Elftes Kapitel.

Die Elefanten.

[608] Die letzte Schlacht des Altertums, in der Elefanten zur Verwendung gekommen sind, war die Schlacht bei Thapsus. Es wird also passend sein, an dieser Stelle einen Überblick zu geben über das, was wir über die militärische Verwendung dieser Tiere im Altertum nunmehr aus der Betrachtung sämtlicher Schlachten, in denen sie vorkommen, gewonnen haben.

Die Schlacht am Hydaspes gab uns zu der Bemerkung Veranlassung, daß die Überwältigung der Elefanten den Macedoniern doch recht schwer geworden sein müsse, da wir nachher sehen, wie sehr sie selber sich bemühen, dieses Kriegsinstrument zu erwerben.
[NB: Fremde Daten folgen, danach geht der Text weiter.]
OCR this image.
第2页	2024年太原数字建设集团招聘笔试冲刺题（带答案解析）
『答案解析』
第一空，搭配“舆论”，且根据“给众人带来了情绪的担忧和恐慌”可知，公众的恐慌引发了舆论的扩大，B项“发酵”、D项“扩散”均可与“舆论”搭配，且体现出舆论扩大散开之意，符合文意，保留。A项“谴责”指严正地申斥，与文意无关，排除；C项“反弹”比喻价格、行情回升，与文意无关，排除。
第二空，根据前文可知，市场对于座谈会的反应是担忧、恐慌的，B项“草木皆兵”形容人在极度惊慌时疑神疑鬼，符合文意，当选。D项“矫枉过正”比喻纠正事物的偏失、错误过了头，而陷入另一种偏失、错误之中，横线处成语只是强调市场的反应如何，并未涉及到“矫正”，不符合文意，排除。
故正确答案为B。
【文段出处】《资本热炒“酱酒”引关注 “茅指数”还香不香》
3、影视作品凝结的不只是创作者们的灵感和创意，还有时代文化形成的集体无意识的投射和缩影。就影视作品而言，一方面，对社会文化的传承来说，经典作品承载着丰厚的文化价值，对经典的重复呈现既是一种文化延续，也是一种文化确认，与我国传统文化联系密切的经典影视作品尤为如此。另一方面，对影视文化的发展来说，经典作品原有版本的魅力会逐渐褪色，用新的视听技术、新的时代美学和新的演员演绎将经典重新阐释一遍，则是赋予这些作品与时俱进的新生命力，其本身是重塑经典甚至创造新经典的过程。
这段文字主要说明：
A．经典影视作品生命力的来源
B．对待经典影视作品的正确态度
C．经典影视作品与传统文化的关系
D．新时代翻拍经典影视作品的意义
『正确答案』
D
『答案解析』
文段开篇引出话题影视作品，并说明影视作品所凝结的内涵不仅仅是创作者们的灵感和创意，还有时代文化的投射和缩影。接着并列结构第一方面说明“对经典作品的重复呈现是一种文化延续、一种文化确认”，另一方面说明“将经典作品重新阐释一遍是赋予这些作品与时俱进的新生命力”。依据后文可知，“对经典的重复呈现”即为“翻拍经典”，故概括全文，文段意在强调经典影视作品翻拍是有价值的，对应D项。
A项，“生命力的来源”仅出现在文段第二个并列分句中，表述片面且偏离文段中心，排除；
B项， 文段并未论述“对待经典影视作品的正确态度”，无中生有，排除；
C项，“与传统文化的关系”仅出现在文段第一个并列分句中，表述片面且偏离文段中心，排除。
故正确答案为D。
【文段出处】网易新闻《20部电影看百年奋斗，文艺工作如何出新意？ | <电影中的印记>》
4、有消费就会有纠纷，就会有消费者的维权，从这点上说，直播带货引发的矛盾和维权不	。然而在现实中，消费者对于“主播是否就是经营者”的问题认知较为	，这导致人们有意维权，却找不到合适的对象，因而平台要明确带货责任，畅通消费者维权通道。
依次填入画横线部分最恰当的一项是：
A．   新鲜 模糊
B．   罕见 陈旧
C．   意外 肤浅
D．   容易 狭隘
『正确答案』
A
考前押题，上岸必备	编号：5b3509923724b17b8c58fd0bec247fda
Sehen wir nun aber auf den Erfolg, so scheint sich die umgekehrte Schlußfolgerung zu ergeben, da wir nicht eine einzige beglaubigte Schlacht finden, in der die Elefanten etwas Wesentliches ausgerichtet haben, im Gegenteil meistens der an Elefanten stärkere Teil geschlagen worden ist. Das Unglück will, daß die berühmtesten Elefantenschlachten alle mehr oder weniger nur legendarisch oder anekdotenhaft überliefert sind. Die einzige, von der wir uns ein historisch brauchbares Bild machen können, bleibt die erste, die Schlacht am Hydaspes. Die Diadochenschlachten, die Pyrrhusschlachten, die Schlachten des ersten punischen Krieges gewähren alle keine zuverlässige Ausbeute. Bei Zama-Naraggara und Thapsus erfahren wir wohl, daß Elefanten in angeblich großer Zahl vorhanden waren, aber nichts von ihrer Leistung, und ihre Herren wurden geschlagen. Die Bilanz der Siege und Niederlagen, wenn wir alle Nachrichten nehmen, wie sie sind, spricht gegen die Elefanten. Sie sind beteiligt an den Siegen von Ipsus, Antiochus I. über die Gallier, von Heraklea, Asculum, Tunes, Hamilkars über die[608] Söldner, am Tajo (Hannibal über die Spanier299), an der Trebia, bei Kynoskephalä und Pydna. Sie haben aber, obgleich auf ihrer Seite in großer Mehrzahl oder allein vorhanden, die Niederlage nicht verhindert am Hydaspes, in Parätakene, in Gabiene, bei Gaza, Benevent, Agrigent, Panormus, Raphia, Himera300, Bäcula, Metaurus, Zama, Magnesia, Muthul301, Thapsus. Irgend ein Beispiel, daß die Elefanten geschlossene Infanterie durchbrochen hätten, ist nicht berichtet. Das einzige Mal, das in Betracht kommen könnte, bei Kynoskephalä, wird ausdrücklich gesagt, daß die Macedonier noch nicht geordnet waren, als die Römer sie angriffen und die Elefanten sie sprengten.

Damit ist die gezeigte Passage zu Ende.